Recent efforts have been made to locate the giant Oregon worm, but none were found. Unless one turns up by accident, scientists have no way of knowing if they have managed to adapt to the industry, noise, and pollution created by the encroachment of humans, or if they are, by now, entirely extinct.
IT HAS TAKEN over a hundred years for scientists to put together this portrait of earthworm’s life. Now what emerges about life underground is an image like a map of a city in which the inhabitants build roads as they go, choose neighborhoods based on the abundance of food and availability of damp, dark quarters, and carry microorganisms in their guts like passengers on a bus.

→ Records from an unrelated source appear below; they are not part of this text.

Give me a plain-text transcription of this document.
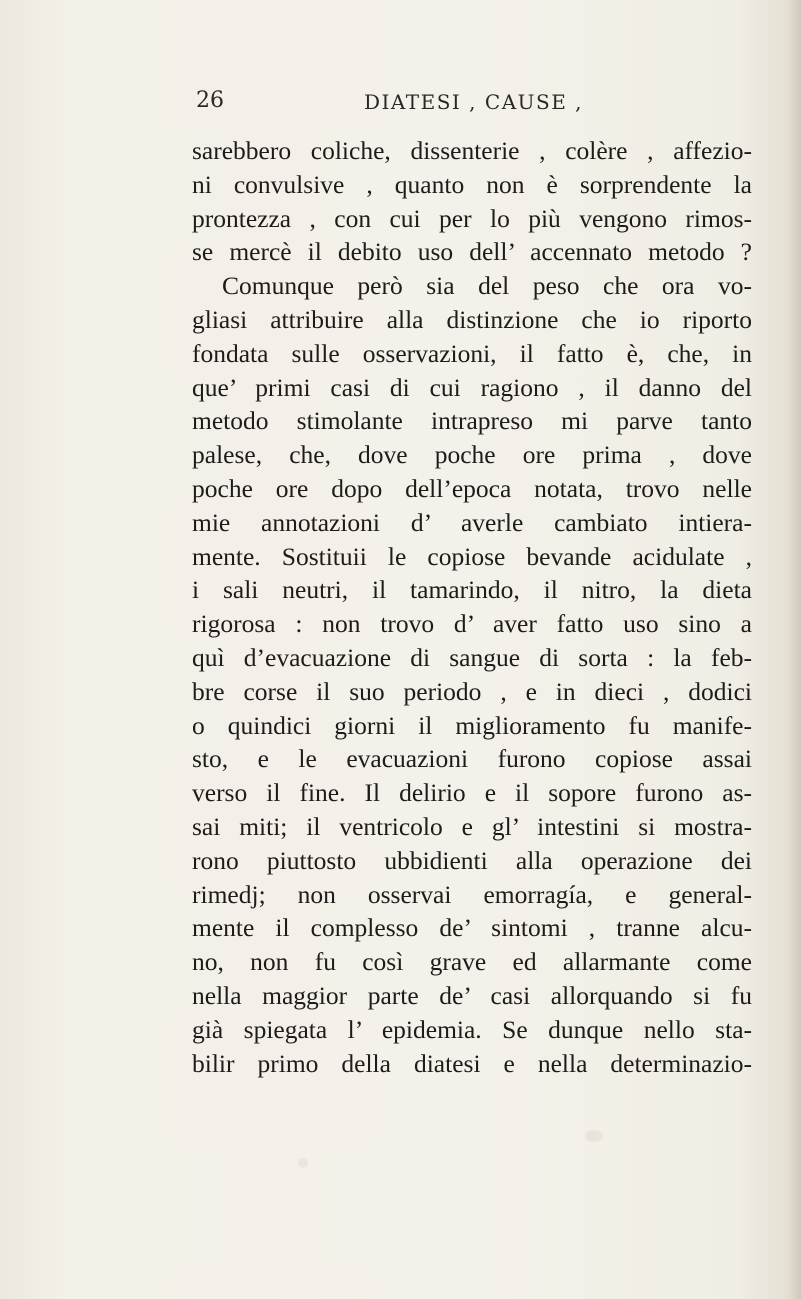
26	DIATESI , CAUSE ,
sarebbero coliche, dissenterie , colère , affezio-
ni convulsive , quanto non è sorprendente la
prontezza , con cui per lo più vengono rimos-
se mercè il debito uso dell’ accennato metodo ?
Comunque però sia del peso che ora vo-
gliasi attribuire alla distinzione che io riporto
fondata sulle osservazioni, il fatto è, che, in
que’ primi casi di cui ragiono , il danno del
metodo stimolante intrapreso mi parve tanto
palese, che, dove poche ore prima , dove
poche ore dopo dell’epoca notata, trovo nelle
mie annotazioni d’ averle cambiato intiera-
mente. Sostituii le copiose bevande acidulate ,
i sali neutri, il tamarindo, il nitro, la dieta
rigorosa : non trovo d’ aver fatto uso sino a
quì d’evacuazione di sangue di sorta : la feb-
bre corse il suo periodo , e in dieci , dodici
o quindici giorni il miglioramento fu manife-
sto, e le evacuazioni furono copiose assai
verso il fine. Il delirio e il sopore furono as-
sai miti; il ventricolo e gl’ intestini si mostra-
rono piuttosto ubbidienti alla operazione dei
rimedj; non osservai emorragía, e general-
mente il complesso de’ sintomi , tranne alcu-
no, non fu così grave ed allarmante come
nella maggior parte de’ casi allorquando si fu
già spiegata l’ epidemia. Se dunque nello sta-
bilir primo della diatesi e nella determinazio-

Picture, once more, that drawing of the apple tree with its roots extending twelve feet into the soil. How many earthworms are at work in the roots of that tree? Dozens? Hundreds? An apple tree can live for decades. What difference could a population of earthworms mean to its health and longevity? I am starting to believe that it could make all the difference in the world. In an age of ecological uncertainty, when natural habitats are disappearing and creatures like the giant Oregon earthworm are becoming extinct before they have even been properly identified, when farmland is being paved over in favor of neighborhoods and shopping centers, and farmers are turning to genetic engineering and biological pesticides to solve their agricultural problems, in this complex age, the earthworm may emerge as a kind of unsung hero, one whose potential we are only just beginning to understand.